Years ago I taped a friend's copy of the Phillip Glass opera "Einstein On The Beach." For the most part, I like Glass' music. However, I found that "EOTB" was an exercise in unlistenability to the point where, after having started the tape playing for my college roommate, attending class, then having come back to find the tape still playing, I shouted, "Turn that thing off!" and slammed my hand on the tape deck. That particular tape has not seen the light of day since.

So it's a bit of a mystery why I went to see Glass' latest opus, Monsters of Grace, performed live in Toronto at Roy Thompson Hall. Have you ever been there? Some of the best seats are right down on the floor in the middle, and we had a pretty good view of them from where we were sitting up in the nosebleed seats.We were up in the Gods, as far right as you could get so you could still see the projection screen (the Phillip Glass ensemble performed live underneath a 70mm computer-generated film.) It being 3D, everyone was wearing polarized 3D glasses. Out usher's caution when handing them out bears repeating: "Hesitate to touch the lenses." What could this mean? Was it a polite way of telling me that I'd be sorry if I mucked around with these fragile things, or did she just subscribe to the saying that good things come to those who wait. Or hesitate. But aren't you lost in that case? These, and our incredible altitude filled my obviously vacant mind while we waited for the lights to go down.

The music was just fine, to my ear -- in parts dreamy and soothing, in others very urgent and clangy. Maybe this doesn't sound so great, but it kind of was. However, I could easily have done without the film. It was dim (perhaps due to its geometry with respect to our seats), and moved in a way that physicists call "quasistatic". Which meant that more likely than not, the screen was full of very slowly moving lines whose color changed from time to time. Actually, that was my favourite part of the film, even though it doesn't sound so great. But it was.

At the end of the performance, there was much applauding, and one person lowing very loudly.

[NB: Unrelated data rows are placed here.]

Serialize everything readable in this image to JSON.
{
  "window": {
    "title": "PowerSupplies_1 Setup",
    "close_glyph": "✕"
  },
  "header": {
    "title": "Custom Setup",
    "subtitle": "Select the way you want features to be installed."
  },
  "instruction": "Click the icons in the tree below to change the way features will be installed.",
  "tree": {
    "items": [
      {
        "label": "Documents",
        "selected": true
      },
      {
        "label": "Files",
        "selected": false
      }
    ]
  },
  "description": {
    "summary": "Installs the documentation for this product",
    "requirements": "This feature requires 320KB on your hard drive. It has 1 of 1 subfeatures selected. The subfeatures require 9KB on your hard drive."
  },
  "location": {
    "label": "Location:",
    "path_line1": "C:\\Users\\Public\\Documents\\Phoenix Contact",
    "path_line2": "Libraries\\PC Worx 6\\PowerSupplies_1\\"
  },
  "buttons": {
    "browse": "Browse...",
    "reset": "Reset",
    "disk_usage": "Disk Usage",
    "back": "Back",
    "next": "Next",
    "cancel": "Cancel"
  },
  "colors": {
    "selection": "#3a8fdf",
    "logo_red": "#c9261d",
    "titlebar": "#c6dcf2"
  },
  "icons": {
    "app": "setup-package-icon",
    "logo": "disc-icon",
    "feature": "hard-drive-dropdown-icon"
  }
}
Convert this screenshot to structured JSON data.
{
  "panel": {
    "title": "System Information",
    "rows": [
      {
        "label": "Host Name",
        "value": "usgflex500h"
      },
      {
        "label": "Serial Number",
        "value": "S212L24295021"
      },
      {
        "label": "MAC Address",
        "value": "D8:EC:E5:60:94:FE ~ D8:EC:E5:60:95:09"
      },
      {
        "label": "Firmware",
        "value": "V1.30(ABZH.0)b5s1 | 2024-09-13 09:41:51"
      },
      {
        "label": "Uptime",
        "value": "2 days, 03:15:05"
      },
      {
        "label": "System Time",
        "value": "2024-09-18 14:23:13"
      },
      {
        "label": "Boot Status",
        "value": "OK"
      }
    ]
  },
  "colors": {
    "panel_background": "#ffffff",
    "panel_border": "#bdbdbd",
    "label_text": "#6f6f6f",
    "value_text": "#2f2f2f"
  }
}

At the post-coital chat with Atom Egoyan and Glass, Egoyan quipped that the lone booer was booing him and not Glass. Whatever. I want to see art that provokes a reaction -- good or bad. And if someone else wants to express how little they enjoyed it, then I support them, as long as it doesn't interfere with those who might actually be enjoying it. Glass and Egoyan were seated at a head table in the lobby and had a little interview in which Atom asked some questions, and Phillip gave some replies. Things happened, and you didn't really understand it all, but it sounded pretty good.

A final note on the evening: even though the opera itself was only 73 minutes long, and the chat was no more than an hour, and we left the hall no later than 10:30 p.m., I was just dead tired. I know that doesn't sound so great.